During the past decade, dopamine transporter (DAT) imaging with single photon emission computerized tomography (SPECT) or positron emission tomography (PET) has evolved as an objective in vivo marker of nigrostriatal neuron loss in Parkinson's disease (PD). We investigate the relationship between striatal DAT binding, measured with [(123)I]beta-CIT SPECT, and parkinsonian motor handicap in a sample of 59 PD patients with minimal to severe disability, and review published cross-sectional studies on the correlation between DAT imaging and motor symptoms in PD. Earlier studies as well as the present results show a good correlation between overall striatal DAT binding and global measures of disease severity such as the Hoehn and Yahr scale, the total score on the Unified Parkinson's Disease Rating Scale (UPDRS), and UPDRS activities of daily living, with a progressive decline of DAT binding with increasing disability.
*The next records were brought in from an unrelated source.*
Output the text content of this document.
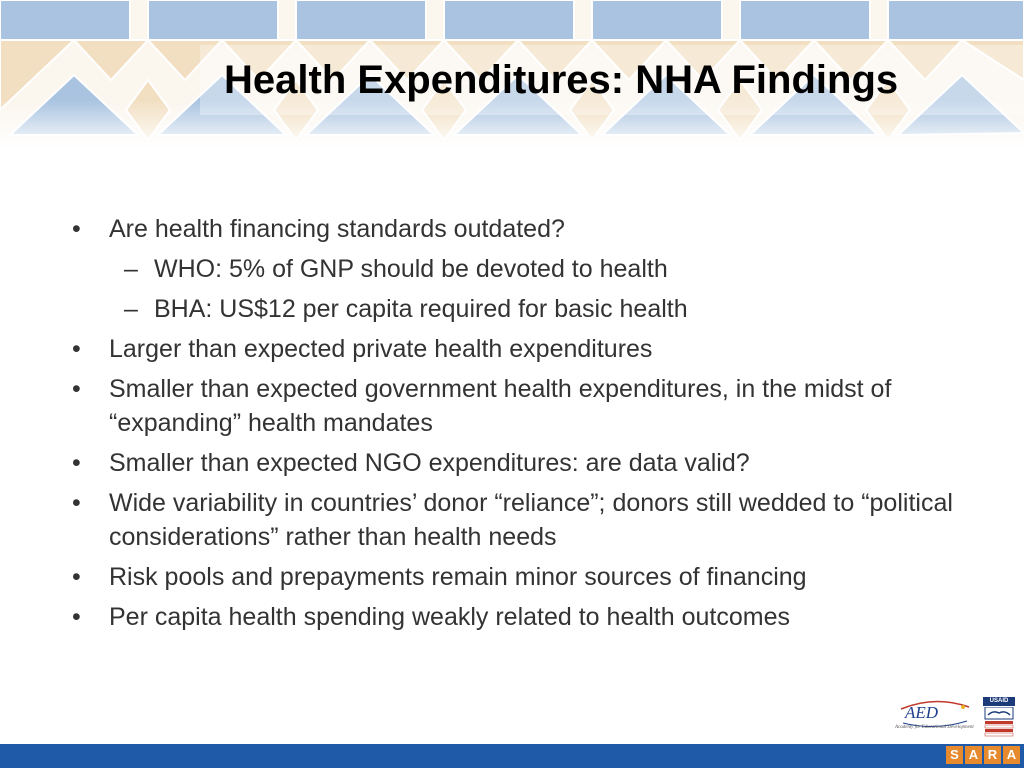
Health Expenditures: NHA Findings
• Are health financing standards outdated?
– WHO: 5% of GNP should be devoted to health
– BHA: US$12 per capita required for basic health
• Larger than expected private health expenditures
• Smaller than expected government health expenditures, in the midst of “expanding” health mandates
• Smaller than expected NGO expenditures: are data valid?
• Wide variability in countries’ donor “reliance”; donors still wedded to “political considerations” rather than health needs
• Risk pools and prepayments remain minor sources of financing
• Per capita health spending weakly related to health outcomes
AED
Academy for Educational Development
USAID
S A R A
A number of studies found a significant inverse correlation of striatal DAT binding with UPDRS motor score. Bradykinesia, posture, gait, and other midline symptoms, such as speech and facial expression, compared with rigidity, seem to be more closely related to striatal DAT binding. By contrast, neither the severity of parkinsonian rest nor of action tremor is related to the degree of dopaminergic denervation as measured by DAT imaging. Motor symptoms in the clinically less affected body side show a closer correlation with striatal DAT binding than do symptoms occurring in the dominantly affected body side. The correlation of putamen and caudate DAT binding with parkinsonian motor handicap seems to be similar. Although there have been limited comparative studies applying [(18)F]fluorodopa PET and DAT imaging in the same group of PD patients, available data suggest that putamen [(18)F]fluorodopa uptake, when compared with striatal DAT binding, may be more closely related to parkinsonian motor handicap.